-----Original Message----- From: Ted Deppner [mailto:tdeppner@surewest.net] Sent: Tuesday, May 18, 2004 4:53 PM To: discuss@lists.surbl.org Subject: Re: [SURBL-Discuss] mbox parser
On Tue, May 18, 2004 at 10:58:15AM -0400, Chris Santerre wrote:
For what it is worth, I have abandoned all script
extractions of URLs. It is
NOT reliable. The human eye is better, and almost as fast.
Simply look at
the email source and search for every instance of HTTP.
Then, using your
firing synapse and some of the jedi force powers, decide if
what you are
looking at is a legit link. Then report it. :-)
Then a team of squirrels on crack will take that submission
and run it
through numerous test of validity. Then it will be listed.
To go forwards, we had to go backwards.
Ugh. You'll miss %xx encodings, Mime messages, and so forth.
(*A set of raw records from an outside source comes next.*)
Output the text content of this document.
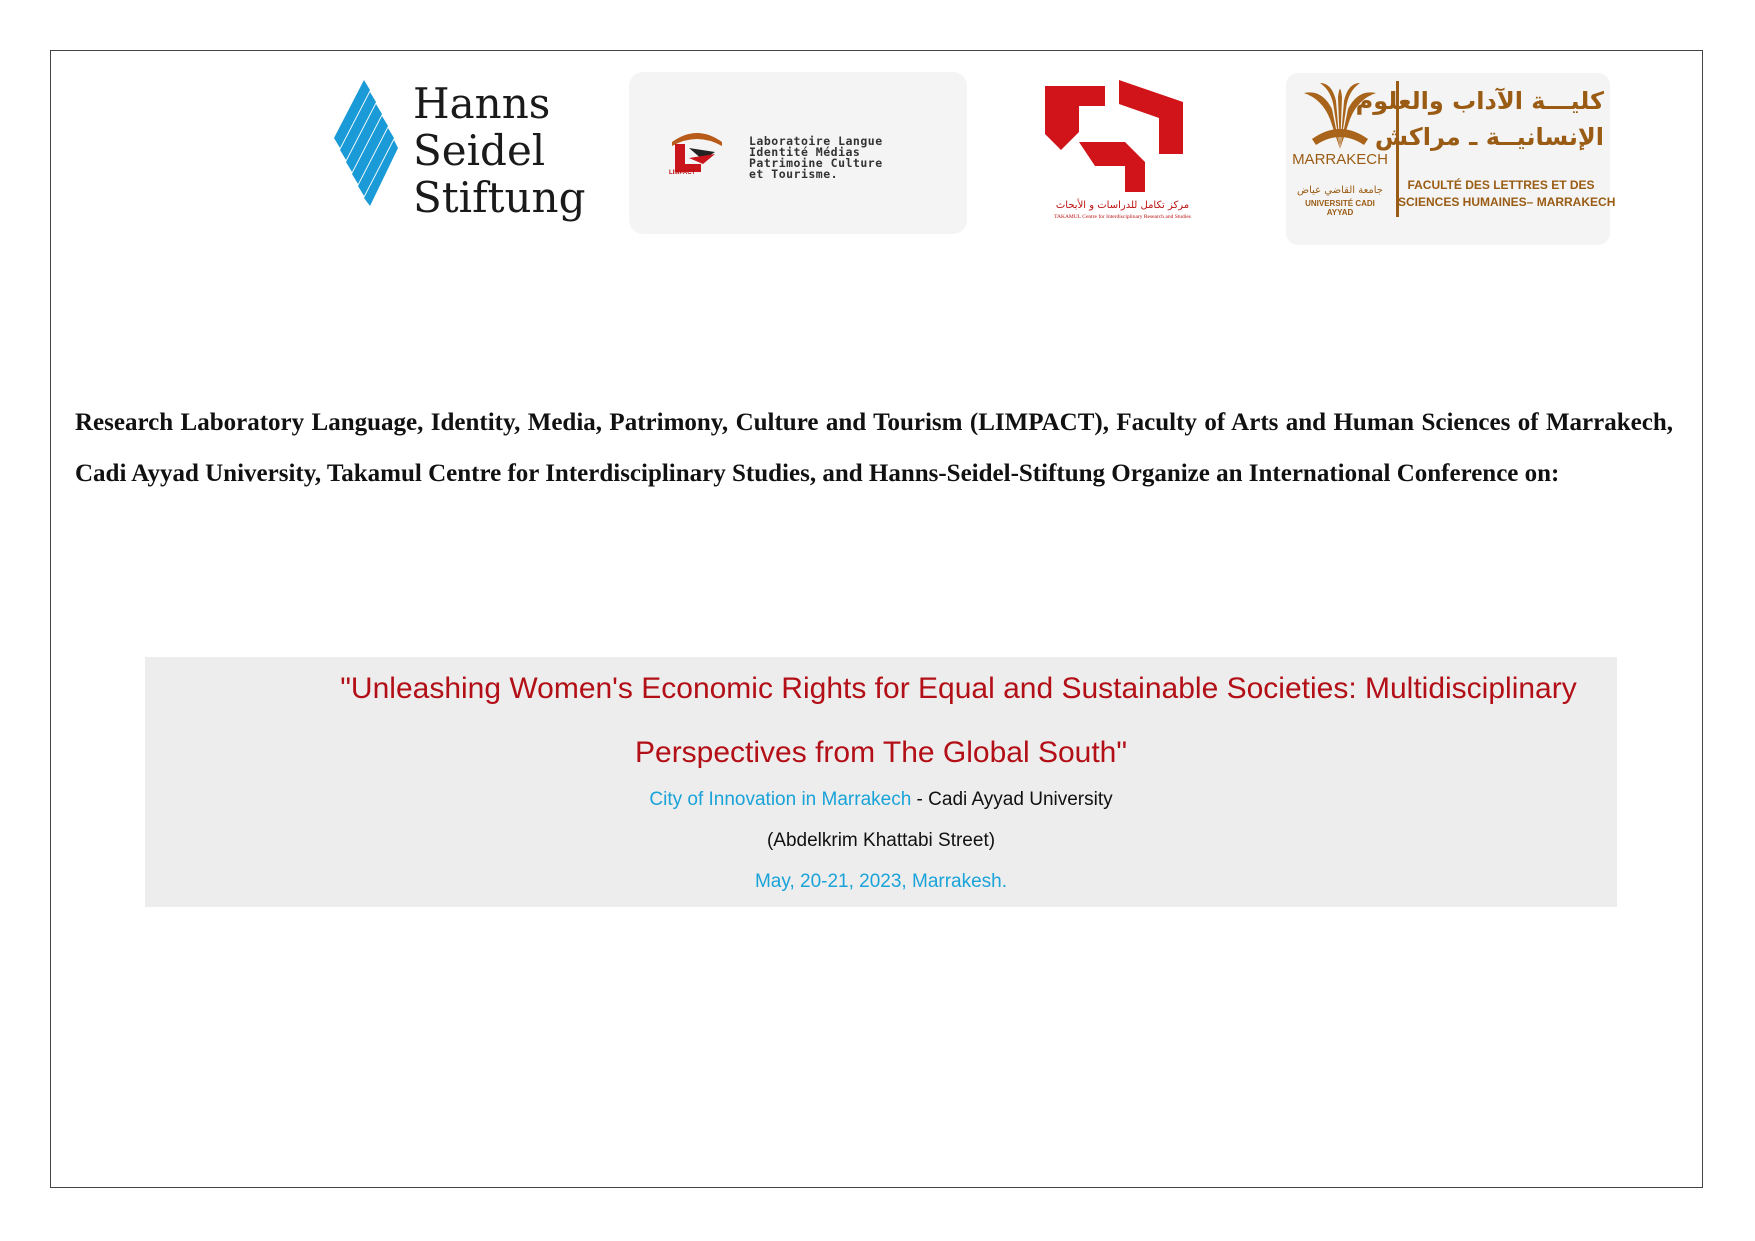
Hanns
Seidel
Stiftung	LIMPACT
Laboratoire Langue
Identité Médias
Patrimoine Culture
et Tourisme.
مركز تكامل للدراسات و الأبحاث
TAKAMUL Centre for Interdisciplinary Research and Studies
MARRAKECH
جامعة القاضي عياض
UNIVERSITÉ CADI AYYAD
كليـــة الآداب والعلوم
الإنسانيــة ـ مراكش
FACULTÉ DES LETTRES ET DES
SCIENCES HUMAINES– MARRAKECH
Research Laboratory Language, Identity, Media, Patrimony, Culture and Tourism (LIMPACT), Faculty of Arts and Human Sciences of Marrakech, Cadi Ayyad University, Takamul Centre for Interdisciplinary Studies, and Hanns-Seidel-Stiftung Organize an International Conference on:
"Unleashing Women's Economic Rights for Equal and Sustainable Societies: Multidisciplinary
Perspectives from The Global South"
City of Innovation in Marrakech - Cadi Ayyad University
(Abdelkrim Khattabi Street)
May, 20-21, 2023, Marrakesh.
I scan using outlook (don't ask!). So everything is decoded.
No way you can analyze 45,000 messages in any reasonable amount of time.
Thanks to RBLs, and spammers realising they shouldn't send my company email or they get listed to bigevil, my spam numbers are going down. Also I've found that for every domain I add, there are 10 more spam with the same one that can be deleted straight off. So it goes pretty fast, when I get my lazy butt in gear to do it ;)
We collect bounce messages and analyze those in aggregate. Very simple and high volume stuff floats to the top.
You are correct on that. I did have some great success with the scripts. Mining the domains and working by hand might be ok, but I like to see the whole email. So while time consuming, this is the best method for me to get close to zero FPs.
Goes back to the old saying: "Faster, better, and cheaper. Pick only 2."
--Chris